Funáková M, Cingel V, Trnka J, Babala J, Babulic M, Hornová J, Horn F
Klinika detskej chirurgie LF UKo a DFNsP, Bratislava, Slovenská republika.
Rozhl Chir. 2008 Oct;87(10):554-8.
Congenital diaphragmatic hernia (CDH) is usually diagnosed antenatally or through the neonatal period at present. It is also used to treat and manage CDH in this date. However in rare cases CDH could be presented after finished neonatal period with non-specific and misleading symptoms. The aim of our presentation is to analyze the patients with late - presenting and diagnosed CDH.
During period 1996-2006 we operated on 54 children with CDH, 12 of them with late - presenting CDH, age variance was 9 months and 6 years.
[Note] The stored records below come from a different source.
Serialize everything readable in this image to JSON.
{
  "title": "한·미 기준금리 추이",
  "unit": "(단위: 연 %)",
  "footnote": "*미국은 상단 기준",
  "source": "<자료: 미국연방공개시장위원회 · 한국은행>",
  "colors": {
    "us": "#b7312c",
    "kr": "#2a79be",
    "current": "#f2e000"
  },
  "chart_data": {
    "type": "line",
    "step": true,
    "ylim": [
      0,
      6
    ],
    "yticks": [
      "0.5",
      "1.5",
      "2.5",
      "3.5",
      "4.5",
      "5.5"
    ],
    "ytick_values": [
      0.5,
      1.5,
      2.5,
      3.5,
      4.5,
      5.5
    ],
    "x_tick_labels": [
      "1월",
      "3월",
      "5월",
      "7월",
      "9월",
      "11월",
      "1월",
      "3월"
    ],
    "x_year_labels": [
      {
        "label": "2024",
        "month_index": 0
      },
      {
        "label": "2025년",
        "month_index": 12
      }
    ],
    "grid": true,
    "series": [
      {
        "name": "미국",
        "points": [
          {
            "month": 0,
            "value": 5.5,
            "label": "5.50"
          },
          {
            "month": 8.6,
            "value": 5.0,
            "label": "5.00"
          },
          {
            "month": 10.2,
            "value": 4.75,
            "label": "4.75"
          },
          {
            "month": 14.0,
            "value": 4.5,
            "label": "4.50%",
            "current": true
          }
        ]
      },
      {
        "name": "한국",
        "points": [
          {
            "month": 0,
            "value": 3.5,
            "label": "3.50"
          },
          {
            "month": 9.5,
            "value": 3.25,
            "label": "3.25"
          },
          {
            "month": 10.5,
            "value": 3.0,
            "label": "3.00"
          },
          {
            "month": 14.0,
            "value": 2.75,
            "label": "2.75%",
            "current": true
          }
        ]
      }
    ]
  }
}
The spectrum of symptoms was from asymptomatic CDH (2 patients), mild respiratory (4 patients) and gastrointestinal symptoms (4 patients), combination of respiratory and gastrointestinal symptoms (2 patients) and finally the symptomatology of bowel incarceration (2 patients).
Seven children presented with another associated malformations (m. Down, congenital heart failure, hydrocephalus, anorectal atresia). All 12 patients were operated on with a good results. The operation was composed of reposition of the herniated part of gastrointestinal tract (without need of resection) and diaphragmatic plastic. Two patients were reoperated on - once because of diaphragmatic relaxation and the second one due to consecutive heart operation.
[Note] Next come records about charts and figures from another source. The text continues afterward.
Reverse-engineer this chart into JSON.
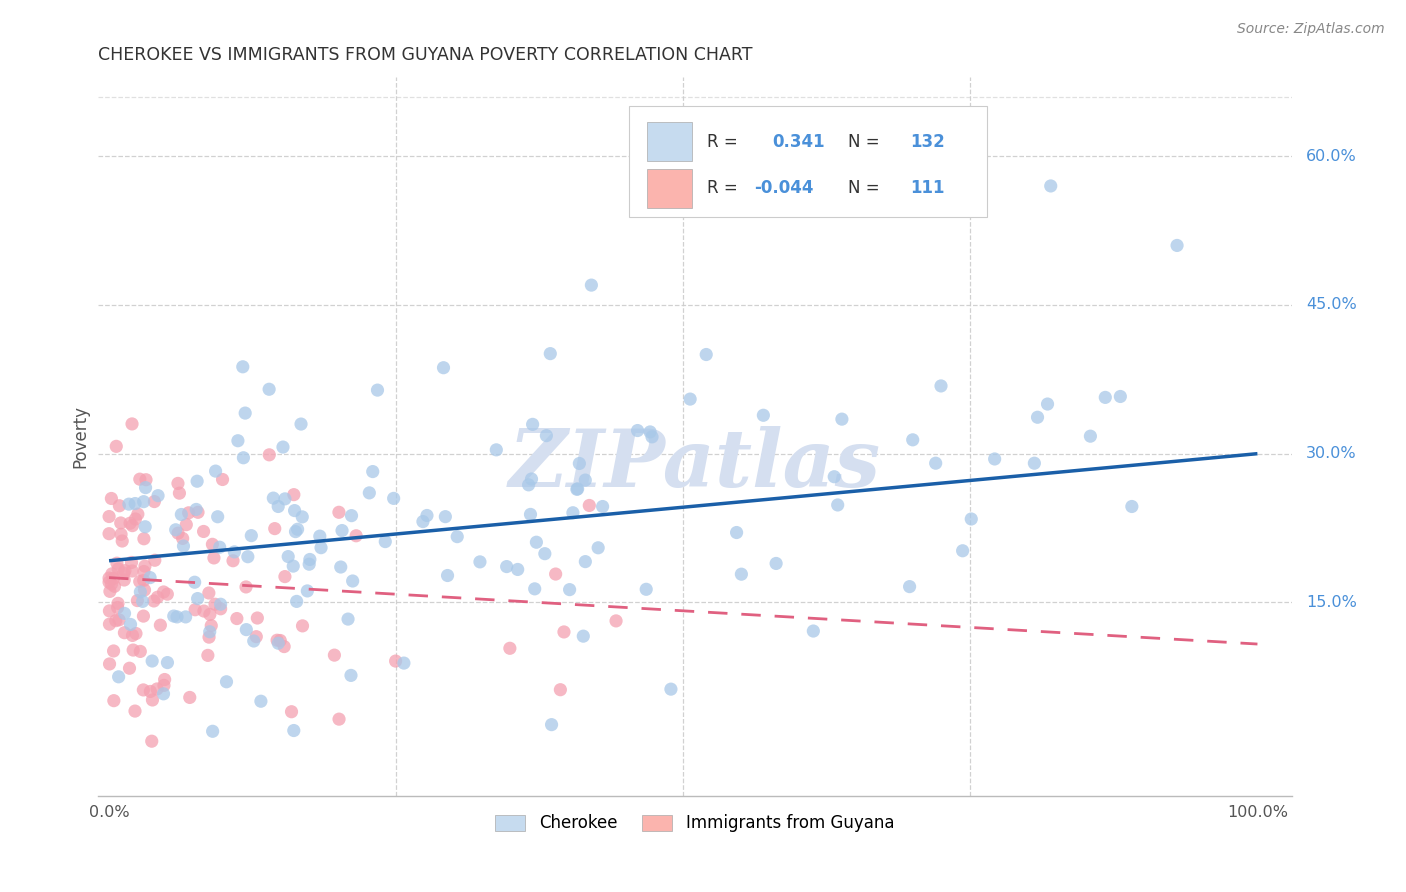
{
  "title": "CHEROKEE VS IMMIGRANTS FROM GUYANA POVERTY CORRELATION CHART",
  "source": "Source: ZipAtlas.com",
  "ylabel": "Poverty",
  "ytick_values": [
    0.15,
    0.3,
    0.45,
    0.6
  ],
  "ytick_labels": [
    "15.0%",
    "30.0%",
    "45.0%",
    "60.0%"
  ],
  "xlim": [
    -0.01,
    1.03
  ],
  "ylim": [
    -0.045,
    0.68
  ],
  "blue_scatter_color": "#a8c8e8",
  "blue_scatter_edge": "#ffffff",
  "pink_scatter_color": "#f4a0b0",
  "pink_scatter_edge": "#ffffff",
  "trend_blue_color": "#1a5fa8",
  "trend_pink_color": "#e06080",
  "background": "#ffffff",
  "grid_color": "#cccccc",
  "title_color": "#333333",
  "source_color": "#888888",
  "tick_right_color": "#4a90d9",
  "ylabel_color": "#555555",
  "xtick_color": "#555555",
  "watermark_color": "#d5dff0",
  "legend_box_color": "#eeeeee",
  "legend_r_color": "#333333",
  "legend_val_color": "#4a90d9",
  "blue_legend_fill": "#c6dbef",
  "pink_legend_fill": "#fbb4ae",
  "trend_blue_y0": 0.192,
  "trend_blue_y1": 0.3,
  "trend_pink_y0": 0.175,
  "trend_pink_y1": 0.108
}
Congenital diaphragmatic hernia could be presented with chronic and non-specific respiratory or gastrointestinal symptoms. Time to time, presentation of diaphragmatic hernia as "acute abdomen" could be seen. The operation is indicated, also in asymptomatic patients as a prevention of life-threating events.
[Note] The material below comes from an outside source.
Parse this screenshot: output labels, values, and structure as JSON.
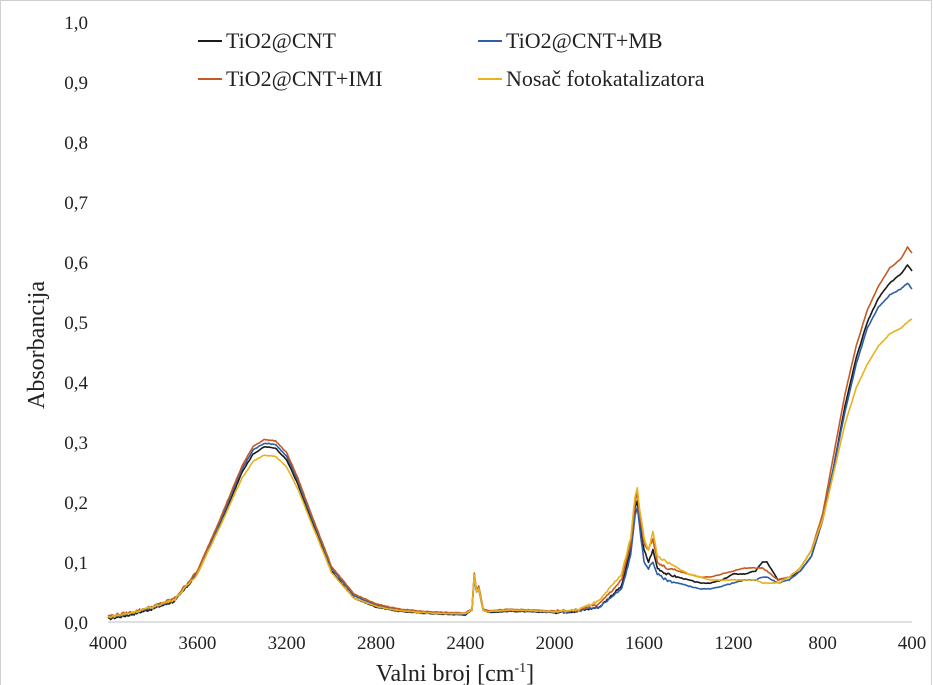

先天性膈疝(CDH)目前通常在产前或新生儿期被诊断出来。现阶段它也用于治疗和管理先天性膈疝。然而,在极少数情况下,先天性膈疝可能在新生儿期结束后出现,伴有非特异性且具有误导性的症状。我们此次报告的目的是分析迟发性且已确诊的先天性膈疝患者。
在1996年至2006年期间,我们为54例先天性膈疝患儿实施了手术,其中12例为迟发性先天性膈疝,年龄范围为9个月至6岁。症状表现包括无症状的先天性膈疝(2例患者)、轻度呼吸道症状(4例患者)和胃肠道症状(4例患者)、呼吸道和胃肠道症状合并出现(2例患者),以及最终出现的肠绞窄症状(2例患者)。
7名患儿伴有其他相关畸形(唐氏综合征、先天性心力衰竭、脑积水、肛门直肠闭锁)。所有12例患者均接受了手术,效果良好。手术包括将疝出的胃肠道部分复位(无需切除)以及膈肌整形。2例患者接受了再次手术,1例是因为膈肌松弛,另1例是由于后续进行心脏手术。
先天性膈疝可能表现为慢性且非特异性的呼吸道或胃肠道症状。偶尔也会出现膈疝表现为“急腹症”的情况。即使是无症状患者,也建议进行手术,以预防危及生命的事件发生。